Abstract

Compromised bone marrow niches following irradiation limit hematopoietic stem cell transplantation (HSCT) success by delaying immune reconstitution. Strategies to rebuild functional marrow environments are essential to support hematopoietic stem cell (HSC) maintenance. However, the fundamental relationship between bone formation and bone marrow niche development, and how these processes are modulated by key biological variables, remains poorly understood. Here, we present an alginate-gelatin cryogel platform that provides sustained BMP-2 release for ectopic osteogenesis and use it to systematically investigate the effects of BMP-2 dose, host immune status, and biological sex. Within 2-4 weeks, the cryogels supported the formation of a cortical bone shell and an internal trabecular bone network populated by hematopoietic tissue.
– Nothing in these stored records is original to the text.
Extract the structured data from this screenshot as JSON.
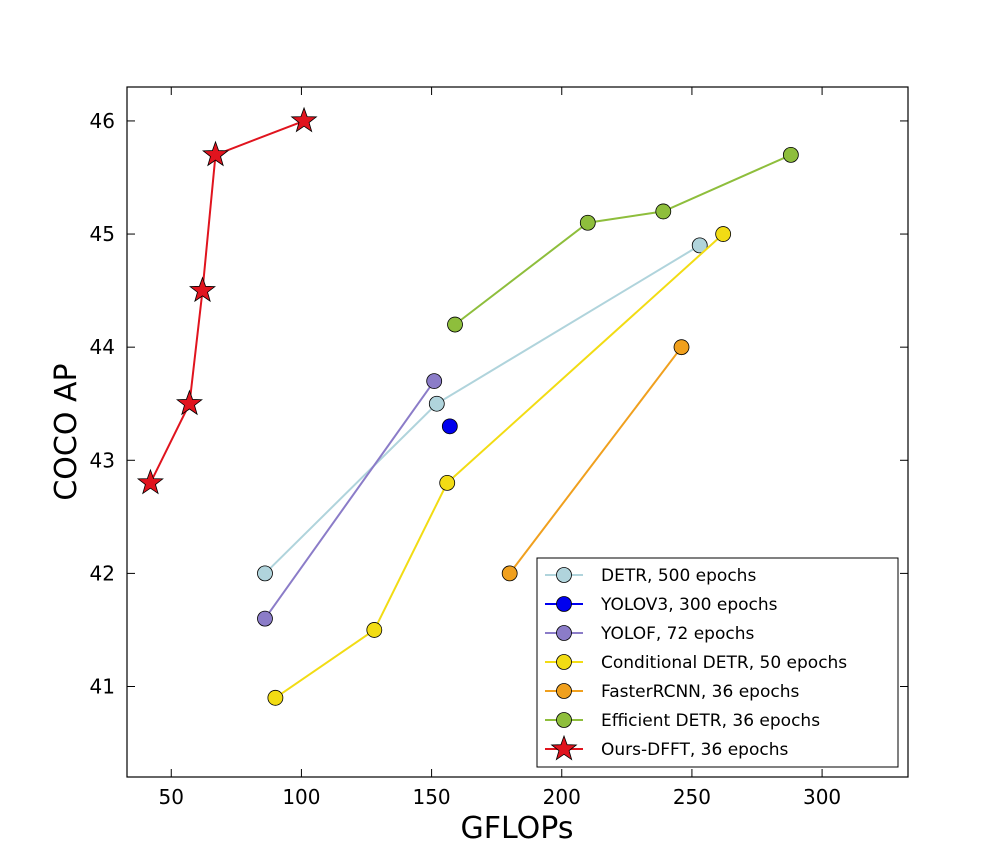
{
  "chart_data": {
    "type": "line",
    "title": "",
    "xlabel": "GFLOPs",
    "ylabel": "COCO AP",
    "xlim": [
      33,
      333
    ],
    "ylim": [
      40.2,
      46.3
    ],
    "xticks": [
      50,
      100,
      150,
      200,
      250,
      300
    ],
    "yticks": [
      41,
      42,
      43,
      44,
      45,
      46
    ],
    "xtick_labels": [
      "50",
      "100",
      "150",
      "200",
      "250",
      "300"
    ],
    "ytick_labels": [
      "41",
      "42",
      "43",
      "44",
      "45",
      "46"
    ],
    "grid": false,
    "legend_position": "lower-right",
    "series": [
      {
        "name": "DETR, 500 epochs",
        "color": "#b0d4dc",
        "marker": "circle",
        "x": [
          86,
          152,
          253
        ],
        "y": [
          42.0,
          43.5,
          44.9
        ]
      },
      {
        "name": "YOLOV3, 300 epochs",
        "color": "#0000ee",
        "marker": "circle",
        "x": [
          157
        ],
        "y": [
          43.3
        ]
      },
      {
        "name": "YOLOF, 72 epochs",
        "color": "#8b7cc8",
        "marker": "circle",
        "x": [
          86,
          151
        ],
        "y": [
          41.6,
          43.7
        ]
      },
      {
        "name": "Conditional DETR, 50 epochs",
        "color": "#f2dc14",
        "marker": "circle",
        "x": [
          90,
          128,
          156,
          262
        ],
        "y": [
          40.9,
          41.5,
          42.8,
          45.0
        ]
      },
      {
        "name": "FasterRCNN, 36 epochs",
        "color": "#f0a01e",
        "marker": "circle",
        "x": [
          180,
          246
        ],
        "y": [
          42.0,
          44.0
        ]
      },
      {
        "name": "Efficient DETR, 36 epochs",
        "color": "#8ebe3c",
        "marker": "circle",
        "x": [
          159,
          210,
          239,
          288
        ],
        "y": [
          44.2,
          45.1,
          45.2,
          45.7
        ]
      },
      {
        "name": "Ours-DFFT, 36 epochs",
        "color": "#e0141e",
        "marker": "star",
        "x": [
          42,
          57,
          62,
          67,
          101
        ],
        "y": [
          42.8,
          43.5,
          44.5,
          45.7,
          46.0
        ]
      }
    ]
  }
}
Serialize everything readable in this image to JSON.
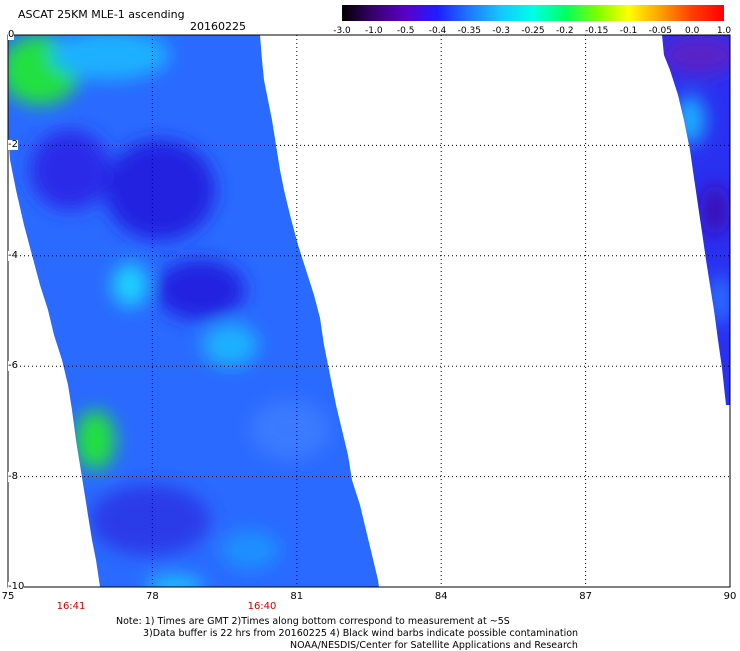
{
  "header": {
    "title": "ASCAT 25KM MLE-1 ascending",
    "date": "20160225"
  },
  "colorbar": {
    "labels": [
      "-3.0",
      "-1.0",
      "-0.5",
      "-0.4",
      "-0.35",
      "-0.3",
      "-0.25",
      "-0.2",
      "-0.15",
      "-0.1",
      "-0.05",
      "0.0",
      "1.0"
    ],
    "colors": [
      "#000000",
      "#3a0070",
      "#5a00c8",
      "#1e1eff",
      "#1e78ff",
      "#14c8ff",
      "#00ffe6",
      "#00ff64",
      "#7dff00",
      "#ffff00",
      "#ffa000",
      "#ff3c00",
      "#ff0000"
    ]
  },
  "map": {
    "x_axis": {
      "range": [
        75,
        90
      ],
      "ticks": [
        "75",
        "78",
        "81",
        "84",
        "87",
        "90"
      ]
    },
    "y_axis": {
      "range": [
        0,
        -10
      ],
      "ticks": [
        "0",
        "-2",
        "-4",
        "-6",
        "-8",
        "-10"
      ]
    },
    "grid": true,
    "swath_times": [
      "16:41",
      "16:40"
    ],
    "swath_colors": {
      "dominant": "#2a6aff",
      "dark": "#2020e0",
      "light": "#1ab0ff",
      "green": "#20e040"
    }
  },
  "footer": {
    "note_line1": "Note: 1) Times are GMT 2)Times along bottom correspond to measurement at ~5S",
    "note_line2": "3)Data buffer is 22 hrs from 20160225 4) Black wind barbs indicate possible contamination",
    "credit": "NOAA/NESDIS/Center for Satellite Applications and Research"
  }
}
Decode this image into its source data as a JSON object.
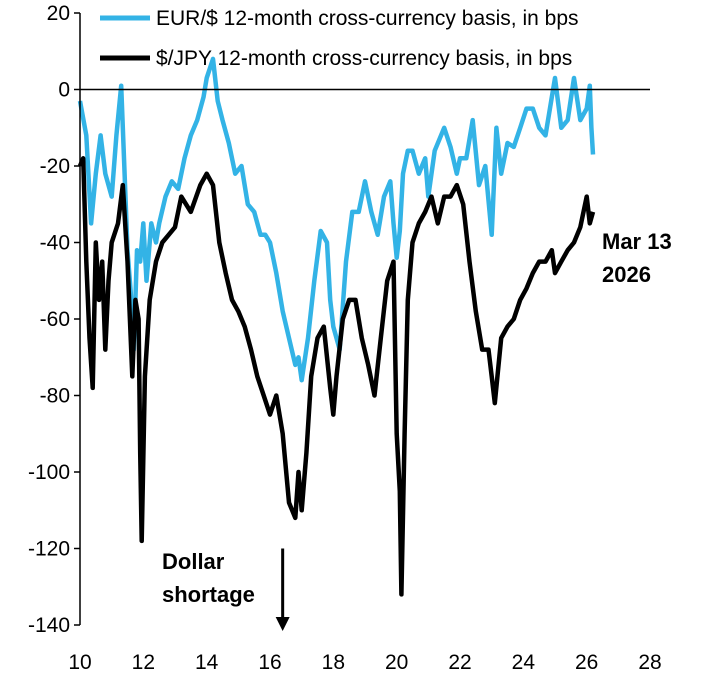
{
  "chart_data": {
    "type": "line",
    "title": "",
    "xlabel": "",
    "ylabel": "",
    "xlim": [
      10,
      28
    ],
    "ylim": [
      -140,
      20
    ],
    "x_ticks": [
      10,
      12,
      14,
      16,
      18,
      20,
      22,
      24,
      26,
      28
    ],
    "y_ticks": [
      20,
      0,
      -20,
      -40,
      -60,
      -80,
      -100,
      -120,
      -140
    ],
    "grid": false,
    "legend_position": "top",
    "series": [
      {
        "name": "EUR/$ 12-month cross-currency basis, in bps",
        "color": "#33b3e6",
        "x": [
          10.0,
          10.2,
          10.35,
          10.5,
          10.65,
          10.8,
          11.0,
          11.15,
          11.3,
          11.4,
          11.5,
          11.6,
          11.7,
          11.8,
          11.9,
          12.0,
          12.1,
          12.25,
          12.4,
          12.5,
          12.7,
          12.9,
          13.1,
          13.3,
          13.5,
          13.7,
          13.9,
          14.0,
          14.2,
          14.35,
          14.5,
          14.7,
          14.9,
          15.1,
          15.3,
          15.5,
          15.7,
          15.85,
          16.0,
          16.2,
          16.4,
          16.6,
          16.8,
          16.9,
          17.0,
          17.2,
          17.4,
          17.6,
          17.8,
          17.9,
          18.0,
          18.2,
          18.4,
          18.6,
          18.8,
          19.0,
          19.2,
          19.4,
          19.6,
          19.8,
          19.9,
          20.0,
          20.1,
          20.2,
          20.35,
          20.5,
          20.7,
          20.9,
          21.0,
          21.2,
          21.5,
          21.7,
          21.9,
          22.0,
          22.2,
          22.4,
          22.6,
          22.8,
          23.0,
          23.15,
          23.3,
          23.5,
          23.7,
          23.9,
          24.1,
          24.3,
          24.5,
          24.7,
          24.9,
          25.0,
          25.2,
          25.4,
          25.6,
          25.8,
          26.0,
          26.1,
          26.15,
          26.2
        ],
        "values": [
          -3,
          -12,
          -35,
          -22,
          -12,
          -22,
          -28,
          -12,
          1,
          -20,
          -42,
          -53,
          -68,
          -42,
          -45,
          -35,
          -50,
          -35,
          -40,
          -35,
          -28,
          -24,
          -26,
          -18,
          -12,
          -8,
          -2,
          3,
          8,
          -3,
          -8,
          -14,
          -22,
          -20,
          -30,
          -32,
          -38,
          -38,
          -40,
          -48,
          -58,
          -65,
          -72,
          -70,
          -76,
          -65,
          -50,
          -37,
          -40,
          -55,
          -62,
          -68,
          -45,
          -32,
          -32,
          -24,
          -32,
          -38,
          -28,
          -24,
          -35,
          -44,
          -37,
          -22,
          -16,
          -16,
          -22,
          -18,
          -28,
          -16,
          -10,
          -15,
          -22,
          -18,
          -18,
          -8,
          -25,
          -20,
          -38,
          -10,
          -22,
          -14,
          -15,
          -10,
          -5,
          -5,
          -10,
          -12,
          -2,
          3,
          -10,
          -8,
          3,
          -8,
          -5,
          1,
          -10,
          -17
        ]
      },
      {
        "name": "$/JPY 12-month cross-currency basis, in bps",
        "color": "#000000",
        "x": [
          10.0,
          10.1,
          10.2,
          10.3,
          10.4,
          10.5,
          10.6,
          10.7,
          10.8,
          10.9,
          11.0,
          11.2,
          11.35,
          11.5,
          11.65,
          11.75,
          11.85,
          11.9,
          11.95,
          12.05,
          12.2,
          12.4,
          12.6,
          12.8,
          13.0,
          13.2,
          13.5,
          13.8,
          14.0,
          14.2,
          14.4,
          14.6,
          14.8,
          15.0,
          15.2,
          15.4,
          15.6,
          15.8,
          16.0,
          16.2,
          16.4,
          16.6,
          16.8,
          16.9,
          17.0,
          17.15,
          17.3,
          17.5,
          17.7,
          17.9,
          18.0,
          18.1,
          18.3,
          18.5,
          18.7,
          18.9,
          19.1,
          19.3,
          19.5,
          19.7,
          19.9,
          20.0,
          20.1,
          20.15,
          20.25,
          20.35,
          20.5,
          20.7,
          20.9,
          21.1,
          21.3,
          21.5,
          21.7,
          21.9,
          22.1,
          22.3,
          22.5,
          22.7,
          22.9,
          23.0,
          23.1,
          23.3,
          23.5,
          23.7,
          23.9,
          24.1,
          24.3,
          24.5,
          24.7,
          24.9,
          25.0,
          25.2,
          25.4,
          25.6,
          25.8,
          26.0,
          26.1,
          26.2
        ],
        "values": [
          -20,
          -18,
          -45,
          -65,
          -78,
          -40,
          -55,
          -45,
          -68,
          -50,
          -40,
          -35,
          -25,
          -45,
          -75,
          -55,
          -60,
          -95,
          -118,
          -75,
          -55,
          -45,
          -40,
          -38,
          -36,
          -28,
          -32,
          -25,
          -22,
          -25,
          -40,
          -48,
          -55,
          -58,
          -62,
          -68,
          -75,
          -80,
          -85,
          -80,
          -90,
          -108,
          -112,
          -100,
          -110,
          -95,
          -75,
          -65,
          -62,
          -78,
          -85,
          -75,
          -60,
          -55,
          -55,
          -65,
          -72,
          -80,
          -65,
          -50,
          -45,
          -90,
          -105,
          -132,
          -90,
          -55,
          -40,
          -35,
          -32,
          -28,
          -35,
          -28,
          -28,
          -25,
          -30,
          -45,
          -58,
          -68,
          -68,
          -75,
          -82,
          -65,
          -62,
          -60,
          -55,
          -52,
          -48,
          -45,
          -45,
          -42,
          -48,
          -45,
          -42,
          -40,
          -36,
          -28,
          -35,
          -32
        ]
      }
    ],
    "annotations": [
      {
        "lines": [
          "Mar 13",
          "2026"
        ],
        "at_x": 26.2,
        "at_y": -40
      },
      {
        "lines": [
          "Dollar",
          "shortage"
        ],
        "arrow_x": 16.4,
        "arrow_from_y": -120,
        "arrow_to_y": -140
      }
    ]
  }
}
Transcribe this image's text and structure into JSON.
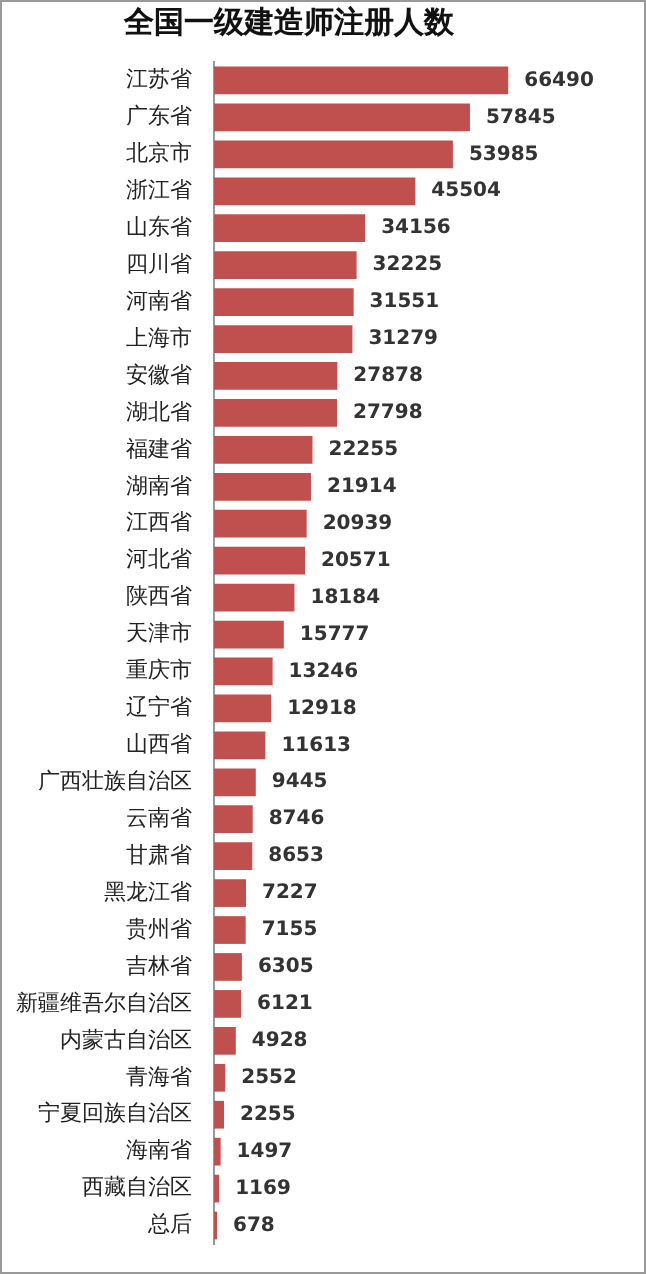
{
  "chart_data": {
    "type": "bar",
    "orientation": "horizontal",
    "title": "全国一级建造师注册人数",
    "categories": [
      "江苏省",
      "广东省",
      "北京市",
      "浙江省",
      "山东省",
      "四川省",
      "河南省",
      "上海市",
      "安徽省",
      "湖北省",
      "福建省",
      "湖南省",
      "江西省",
      "河北省",
      "陕西省",
      "天津市",
      "重庆市",
      "辽宁省",
      "山西省",
      "广西壮族自治区",
      "云南省",
      "甘肃省",
      "黑龙江省",
      "贵州省",
      "吉林省",
      "新疆维吾尔自治区",
      "内蒙古自治区",
      "青海省",
      "宁夏回族自治区",
      "海南省",
      "西藏自治区",
      "总后"
    ],
    "values": [
      66490,
      57845,
      53985,
      45504,
      34156,
      32225,
      31551,
      31279,
      27878,
      27798,
      22255,
      21914,
      20939,
      20571,
      18184,
      15777,
      13246,
      12918,
      11613,
      9445,
      8746,
      8653,
      7227,
      7155,
      6305,
      6121,
      4928,
      2552,
      2255,
      1497,
      1169,
      678
    ],
    "color": "#c0504d",
    "data_labels": true,
    "grid": false,
    "legend": false,
    "tick_labels": "y"
  }
}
Increasing the BMP-2 dose accelerated mineralization and doubled the resident HSC population, whereas immunocompromised hosts displayed a two-week delay in niche development and a fourfold reduction in HSCs. Female mice exhibited enhanced niche formation relative to males under identical conditions. These findings establish BMP-2-releasing hybrid click cryogels as a tunable bone marrow niche platform and highlight how host- and dose-dependent parameters modulate engineered niche formation, providing insights that may inform future strategies to improve immune reconstitution following HSCT.